Oxidation state is a number assigned to the certain atom in a chemical compound describing the hypothetical excess or lack of electrons comparing with atoms present in the pure element form. Assigning different oxidation states to the atoms simplifies classification of vast number of chemical compounds containing the same chemical element. For example, in the water molecule H₂O we assign an oxidation number of +1 to hydrogen, while –2 to oxygen. The hydrogen peroxide is also known, differing both in chemical formula (H₂O₂) as well as in physical and chemical properties.
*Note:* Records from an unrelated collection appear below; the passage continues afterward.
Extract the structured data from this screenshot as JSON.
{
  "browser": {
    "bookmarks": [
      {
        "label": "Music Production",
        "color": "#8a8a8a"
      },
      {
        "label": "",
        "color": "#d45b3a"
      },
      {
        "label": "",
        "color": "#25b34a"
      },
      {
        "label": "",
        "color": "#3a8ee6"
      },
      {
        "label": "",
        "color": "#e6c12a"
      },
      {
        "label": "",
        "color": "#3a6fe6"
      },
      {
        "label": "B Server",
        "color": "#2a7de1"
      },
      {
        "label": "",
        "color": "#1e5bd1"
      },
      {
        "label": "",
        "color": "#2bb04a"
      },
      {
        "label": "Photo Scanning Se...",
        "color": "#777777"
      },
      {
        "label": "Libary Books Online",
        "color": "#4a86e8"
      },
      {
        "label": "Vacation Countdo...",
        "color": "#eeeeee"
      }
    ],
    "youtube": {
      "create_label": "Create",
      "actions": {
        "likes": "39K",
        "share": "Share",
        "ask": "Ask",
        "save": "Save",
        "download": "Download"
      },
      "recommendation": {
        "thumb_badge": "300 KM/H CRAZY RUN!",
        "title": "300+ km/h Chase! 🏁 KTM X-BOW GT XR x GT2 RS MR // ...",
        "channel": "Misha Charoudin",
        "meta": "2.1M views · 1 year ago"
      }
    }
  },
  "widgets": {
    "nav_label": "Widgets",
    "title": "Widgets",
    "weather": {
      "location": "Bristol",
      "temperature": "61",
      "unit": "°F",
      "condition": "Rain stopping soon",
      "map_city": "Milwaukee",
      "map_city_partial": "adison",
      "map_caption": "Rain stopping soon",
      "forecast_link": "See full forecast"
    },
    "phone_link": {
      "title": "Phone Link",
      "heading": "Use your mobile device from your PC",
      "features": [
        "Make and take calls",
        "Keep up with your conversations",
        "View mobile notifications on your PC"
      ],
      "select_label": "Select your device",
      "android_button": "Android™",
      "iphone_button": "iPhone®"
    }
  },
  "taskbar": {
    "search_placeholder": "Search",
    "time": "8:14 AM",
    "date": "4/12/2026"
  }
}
In this case the oxidation number of hydrogen is not changed, but the oxygen’s is now –1.

Until recently it was thought that maximum oxidation number is +8. But in 2014 scientists observed the cation of iridium(IX) tetroxide, IrO₄⁺, where oxidation number of +9 is assigned to the iridium atom. Prior to the experiment however, this result was theoretically predicted employing computational methods of quantum chemistry.

For many years team led by Professor Wojciech Grochala in the UW Centre of New Technologies has researched unusually high oxidation states, especially of silver and light noble gases. This time researchers decided to explore the problem of the highest oxidation state possible as far as all elements are considered. Since electrons in atom surround the nucleus in a “layered” manner – i.e. they form electronic shells, scientists searched for the extreme oxidation states corresponding to complete removal of electrons out of the most external shell (the so called valence shell).
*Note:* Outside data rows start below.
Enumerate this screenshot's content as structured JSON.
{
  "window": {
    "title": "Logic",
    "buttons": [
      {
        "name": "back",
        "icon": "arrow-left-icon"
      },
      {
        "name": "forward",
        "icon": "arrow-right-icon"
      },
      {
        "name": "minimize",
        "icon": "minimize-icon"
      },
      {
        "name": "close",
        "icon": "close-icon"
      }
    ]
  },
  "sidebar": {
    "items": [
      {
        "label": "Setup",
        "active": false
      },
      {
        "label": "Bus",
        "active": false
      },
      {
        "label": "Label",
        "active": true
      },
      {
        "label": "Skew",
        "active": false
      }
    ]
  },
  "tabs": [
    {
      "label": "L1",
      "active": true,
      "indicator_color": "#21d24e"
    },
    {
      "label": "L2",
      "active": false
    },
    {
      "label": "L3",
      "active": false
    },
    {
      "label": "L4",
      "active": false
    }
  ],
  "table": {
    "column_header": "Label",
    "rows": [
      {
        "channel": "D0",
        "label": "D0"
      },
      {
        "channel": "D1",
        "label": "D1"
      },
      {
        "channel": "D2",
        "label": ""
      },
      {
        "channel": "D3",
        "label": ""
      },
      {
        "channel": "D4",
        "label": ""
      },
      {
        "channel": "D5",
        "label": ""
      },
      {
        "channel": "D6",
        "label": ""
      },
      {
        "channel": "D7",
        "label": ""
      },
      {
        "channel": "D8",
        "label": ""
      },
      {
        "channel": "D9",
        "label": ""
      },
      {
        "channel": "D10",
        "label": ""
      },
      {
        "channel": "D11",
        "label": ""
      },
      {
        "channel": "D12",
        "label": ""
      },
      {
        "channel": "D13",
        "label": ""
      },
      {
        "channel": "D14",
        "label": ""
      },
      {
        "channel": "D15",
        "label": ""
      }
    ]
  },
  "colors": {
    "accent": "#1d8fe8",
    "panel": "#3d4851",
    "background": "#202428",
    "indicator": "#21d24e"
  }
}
“We were encouraged i.a. by theoretical results published by American team of Prof. Truhlar. Their outcomes were indicating on a possible stabilization of PtO₄²⁺ dication. Although the next paper from 2018 utilizing better methods was suggesting the very short “lifetime” of such cation, the primary findings were our inspiration,” says Dr. Łukasz Wolański, the member of the Warsaw team.

The chemical elements chosen for CeNT team had more than 8 valence electrons, so they could possibly “give away” all of these electrons. Then, these elements were used as positive central atoms surrounded by negative ions, resulting in models of small molecules. Only few negative ions (here: 4) could fit around positive central ion with formally high oxidation state, due to small radius of such positively charged ion.  
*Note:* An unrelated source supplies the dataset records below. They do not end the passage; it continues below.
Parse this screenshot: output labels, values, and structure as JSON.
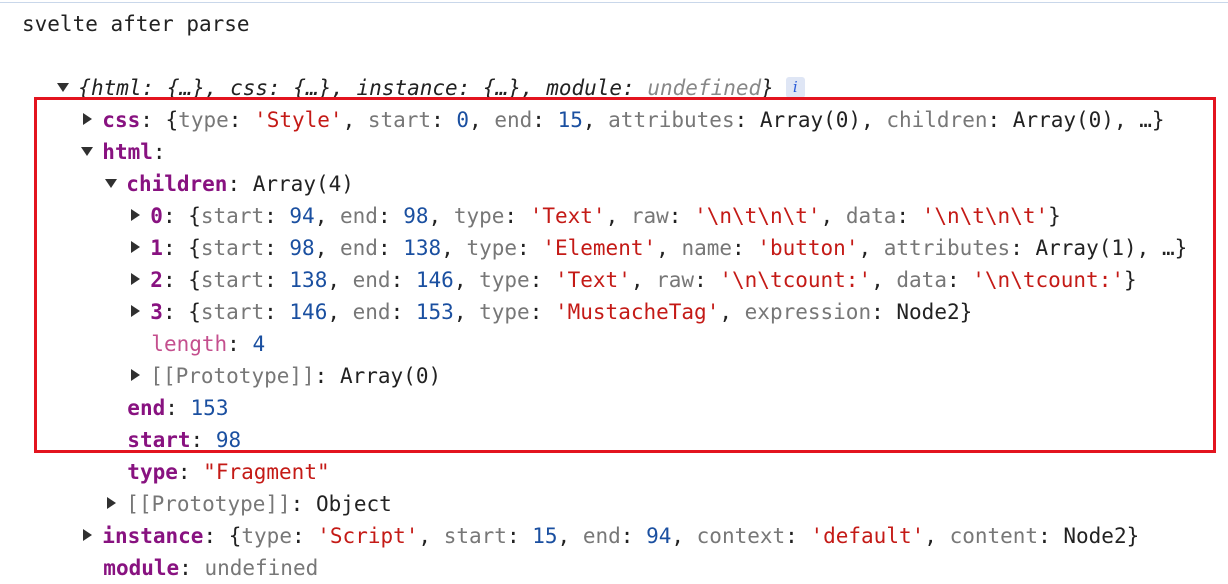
{
  "title": "svelte after parse",
  "summary": {
    "html_key": "html",
    "html_val": "{…}",
    "css_key": "css",
    "css_val": "{…}",
    "instance_key": "instance",
    "instance_val": "{…}",
    "module_key": "module",
    "module_val": "undefined",
    "info_badge": "i"
  },
  "css_row": {
    "key": "css",
    "type_key": "type",
    "type_val": "'Style'",
    "start_key": "start",
    "start_val": "0",
    "end_key": "end",
    "end_val": "15",
    "attrs_key": "attributes",
    "attrs_val": "Array(0)",
    "children_key": "children",
    "children_val": "Array(0)",
    "more": "…"
  },
  "html_row": {
    "key": "html"
  },
  "children_row": {
    "key": "children",
    "val": "Array(4)"
  },
  "items": [
    {
      "index": "0",
      "start_key": "start",
      "start_val": "94",
      "end_key": "end",
      "end_val": "98",
      "type_key": "type",
      "type_val": "'Text'",
      "f4_key": "raw",
      "f4_val": "'\\n\\t\\n\\t'",
      "f5_key": "data",
      "f5_val": "'\\n\\t\\n\\t'",
      "tail": "}"
    },
    {
      "index": "1",
      "start_key": "start",
      "start_val": "98",
      "end_key": "end",
      "end_val": "138",
      "type_key": "type",
      "type_val": "'Element'",
      "f4_key": "name",
      "f4_val": "'button'",
      "f5_key": "attributes",
      "f5_val": "Array(1)",
      "tail": ", …}"
    },
    {
      "index": "2",
      "start_key": "start",
      "start_val": "138",
      "end_key": "end",
      "end_val": "146",
      "type_key": "type",
      "type_val": "'Text'",
      "f4_key": "raw",
      "f4_val": "'\\n\\tcount:'",
      "f5_key": "data",
      "f5_val": "'\\n\\tcount:'",
      "tail": "}"
    },
    {
      "index": "3",
      "start_key": "start",
      "start_val": "146",
      "end_key": "end",
      "end_val": "153",
      "type_key": "type",
      "type_val": "'MustacheTag'",
      "f4_key": "expression",
      "f4_val": "Node2",
      "tail": "}"
    }
  ],
  "length_row": {
    "key": "length",
    "val": "4"
  },
  "proto_array": {
    "key": "[[Prototype]]",
    "val": "Array(0)"
  },
  "end_row": {
    "key": "end",
    "val": "153"
  },
  "start_row": {
    "key": "start",
    "val": "98"
  },
  "type_row": {
    "key": "type",
    "val": "\"Fragment\""
  },
  "proto_object": {
    "key": "[[Prototype]]",
    "val": "Object"
  },
  "instance_row": {
    "key": "instance",
    "type_key": "type",
    "type_val": "'Script'",
    "start_key": "start",
    "start_val": "15",
    "end_key": "end",
    "end_val": "94",
    "context_key": "context",
    "context_val": "'default'",
    "content_key": "content",
    "content_val": "Node2"
  },
  "module_row": {
    "key": "module",
    "val": "undefined"
  }
}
“Due to limitation of the number of negative ions we decided to use triply charged nitride ion (–3). It provides better compensation of high positive charge of central ion than the previously used doubly charged oxide (–2) and singly charged fluoride (–1) ions. Our primary concern was the loss of electrons by nitride ligand after bonding with highly oxidizing transition metal cations. Despite this obstacle, we showed that proposed molecules could have longer lifetime that the ones speculated in the literature,” recalls Prof. Paweł Szarek. 

“Outcomes of our calculations indicate that oxynitride compounds of iridium and rhodium may exhibit nineth, while platinum even tenth oxidation state. In contrary to IrO₄⁺ or PtO₄²⁺, some of them are electrically neutral, thus attempts of isolating them in greater amount could be carried out,” clarifies Mateusz Domański, PhD candidate in the UW Centre of New Technologies.

“Our strategy is to count atoms’ electrons on fingers; in the planning of such research it is enough to learn how to count to ten,” says wittily Prof. Wojciech Grochala, adding: “We eagerly look forward for the experiments that could confirm our predictions”.